Eligibility for Sick Pay Benefits
You are eligible to begin accruing Sick Pay benefits on the date you become covered under an employment agreement with the Broadway League [on your first performance played].
Accrual of Sick Pay Benefits
The Sick Pay year runs from Labor Day to Labor Day. You accrue benefits for all employment covered under an agreement with the Broadway League as a regular orchestra employee or substitute. There is no minimum number of shows performed to begin to be eligible to accrue sick time. You will accrue one (1) sick day for every fifty-two (52) Broadway performances played. For purposes of this benefit, absences for [paid] vacation are counted as performances played.
Your Sick Pay Benefits
Sick Pay Benefits are paid directly by the Fund. However, you are not eligible for a paid sick day until you have performed at least 52 performances. You may claim sick pay benefits if you are ill and miss a performance for which you are engaged.
Sick days may be accrued retroactively. In other words, if you take a sick day before you have played 52 performances, you may be reimbursed for that previous sick day as of the date that you have played 52 performances.
The Plan allows for a maximum of eight paid sick days per year. If you do not use your accrued sick days by Labor Day, you will forfeit any unused days. However, in the case of a prolonged, continuous illness that lasts for longer than seven (7) consecutive days, you may claim any unused sick days from the preceding year. To claims these benefits, you must provide the Fund Office with a physician’s certification attesting to your continued illness.
Make sure you notify your employer of your illness when you give notice of your absence and your substitute.
Amount of Sick Pay Benefit
The amount of the benefit payable for each sick day is equal to the gross wages (subject Medicare and Social Security taxes) you lost due to the absence caused by your illness.
How to Claim Sick Pay Benefits
In order to claim benefits, you must complete the “Application for Benefits from the Sick Pay Fund of Local 802 American Federation of Musicians” form (PDF attached). You must have your employer complete the form and certify that you were absent on the date claimed. You must submit the completed claim form to the Fund Office within 30 days of your illness in order to receive benefits. If your claim form is not received by the Fund Office within 30 days, you will not receive benefits for the day(s) you were out sick. Mail or bring your completed claim form to the Fund Office, 322 West 48th Street, New York, NY 10036.
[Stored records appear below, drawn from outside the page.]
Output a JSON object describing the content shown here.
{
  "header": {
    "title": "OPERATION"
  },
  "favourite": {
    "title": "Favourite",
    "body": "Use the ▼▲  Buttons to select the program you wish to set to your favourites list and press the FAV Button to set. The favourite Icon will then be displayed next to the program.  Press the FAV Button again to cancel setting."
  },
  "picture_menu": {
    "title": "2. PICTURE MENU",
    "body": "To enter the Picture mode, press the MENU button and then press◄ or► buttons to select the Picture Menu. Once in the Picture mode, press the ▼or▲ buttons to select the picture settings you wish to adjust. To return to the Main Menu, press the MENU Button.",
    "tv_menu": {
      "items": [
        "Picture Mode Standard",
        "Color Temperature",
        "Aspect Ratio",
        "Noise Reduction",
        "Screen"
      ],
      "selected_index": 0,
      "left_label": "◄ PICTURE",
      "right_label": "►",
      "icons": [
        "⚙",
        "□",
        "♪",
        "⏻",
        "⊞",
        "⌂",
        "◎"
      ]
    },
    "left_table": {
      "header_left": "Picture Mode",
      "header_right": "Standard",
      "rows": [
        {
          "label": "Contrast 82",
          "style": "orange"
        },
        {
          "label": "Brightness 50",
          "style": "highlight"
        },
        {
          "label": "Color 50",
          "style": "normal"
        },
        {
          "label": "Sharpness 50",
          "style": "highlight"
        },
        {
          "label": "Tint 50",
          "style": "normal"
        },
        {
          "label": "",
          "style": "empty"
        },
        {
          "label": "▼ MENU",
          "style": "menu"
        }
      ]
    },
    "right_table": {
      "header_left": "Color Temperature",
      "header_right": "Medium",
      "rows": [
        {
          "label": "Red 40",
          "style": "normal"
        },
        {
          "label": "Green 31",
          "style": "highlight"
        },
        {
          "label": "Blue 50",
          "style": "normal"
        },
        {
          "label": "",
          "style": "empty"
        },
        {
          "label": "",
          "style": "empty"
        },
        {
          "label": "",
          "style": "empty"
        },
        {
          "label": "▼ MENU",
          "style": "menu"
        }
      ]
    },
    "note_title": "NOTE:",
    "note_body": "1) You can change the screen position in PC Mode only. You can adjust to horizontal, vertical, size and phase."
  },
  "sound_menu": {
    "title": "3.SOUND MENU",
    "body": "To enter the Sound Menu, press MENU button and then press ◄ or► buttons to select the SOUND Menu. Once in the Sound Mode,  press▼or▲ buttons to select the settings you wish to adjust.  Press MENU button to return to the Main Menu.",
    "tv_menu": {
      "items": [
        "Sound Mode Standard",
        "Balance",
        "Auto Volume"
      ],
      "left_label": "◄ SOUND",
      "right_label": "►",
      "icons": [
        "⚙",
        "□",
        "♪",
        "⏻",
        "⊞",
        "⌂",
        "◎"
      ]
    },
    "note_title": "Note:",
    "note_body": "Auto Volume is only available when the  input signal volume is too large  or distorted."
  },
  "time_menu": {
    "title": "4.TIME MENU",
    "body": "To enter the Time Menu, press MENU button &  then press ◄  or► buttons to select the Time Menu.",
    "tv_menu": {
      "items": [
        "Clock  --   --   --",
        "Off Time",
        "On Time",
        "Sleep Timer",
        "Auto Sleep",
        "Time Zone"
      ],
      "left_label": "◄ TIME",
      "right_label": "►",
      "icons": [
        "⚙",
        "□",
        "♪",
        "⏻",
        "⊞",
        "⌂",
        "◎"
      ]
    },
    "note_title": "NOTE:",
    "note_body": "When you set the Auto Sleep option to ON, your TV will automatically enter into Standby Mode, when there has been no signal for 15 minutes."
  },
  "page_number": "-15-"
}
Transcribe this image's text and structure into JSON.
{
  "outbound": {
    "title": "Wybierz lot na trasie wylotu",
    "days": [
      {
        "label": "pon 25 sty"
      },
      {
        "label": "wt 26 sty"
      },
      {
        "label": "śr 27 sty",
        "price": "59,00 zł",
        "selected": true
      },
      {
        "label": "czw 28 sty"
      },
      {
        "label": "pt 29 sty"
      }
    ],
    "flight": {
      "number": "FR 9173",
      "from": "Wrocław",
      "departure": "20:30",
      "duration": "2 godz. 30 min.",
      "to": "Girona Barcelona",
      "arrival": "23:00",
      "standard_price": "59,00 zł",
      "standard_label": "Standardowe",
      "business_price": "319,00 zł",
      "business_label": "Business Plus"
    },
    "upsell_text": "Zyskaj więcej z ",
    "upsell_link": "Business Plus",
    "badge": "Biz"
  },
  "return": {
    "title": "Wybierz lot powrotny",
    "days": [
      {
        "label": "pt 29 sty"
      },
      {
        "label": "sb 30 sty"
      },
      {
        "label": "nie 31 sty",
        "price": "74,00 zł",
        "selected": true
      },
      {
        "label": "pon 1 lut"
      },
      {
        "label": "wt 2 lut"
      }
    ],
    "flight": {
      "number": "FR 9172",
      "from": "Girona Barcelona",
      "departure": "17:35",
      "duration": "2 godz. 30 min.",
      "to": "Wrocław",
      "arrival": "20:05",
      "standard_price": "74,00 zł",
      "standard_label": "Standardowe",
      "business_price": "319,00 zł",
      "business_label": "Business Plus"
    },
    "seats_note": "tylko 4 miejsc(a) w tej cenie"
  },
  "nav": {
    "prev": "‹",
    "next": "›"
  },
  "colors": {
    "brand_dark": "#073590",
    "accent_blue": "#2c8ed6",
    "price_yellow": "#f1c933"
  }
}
If you are claiming benefits due to an extended illness (over 7 days) and wish to use the prior year’s unused benefits, you must attach a physician’s certification to the benefit claim form.
If you are claiming benefits before you have worked the necessary number of days to have accrued a sick pay day, submit your claim as soon as you return to work, and within 30 days from the date you take the sick day. You will receive payment of benefits as soon as you have worked the necessary number of days to be eligible for this benefit.
The Loss of Time benefit applies to Plan A+ (with hospitalization), Plan A+ and Plan A participants. The benefit will be paid when you provide proof that while covered under this benefit, you became Totally and Continuously Disabled as a result of:
- a non-occupational accidental Injury; or
- an Illness, not due to Occupational Disease.
The Fund will pay $75 per week for up to a maximum of 13 weeks. For any Period of Disability that is less than one week in duration, the benefits will be paid at one-seventh of the weekly amount multiplied by the number of days.
Benefits will be paid for the period stated on the claim form. If disability continues beyond that period, a second form must be filed.
Contact Fund Office for Loss of Time claim form.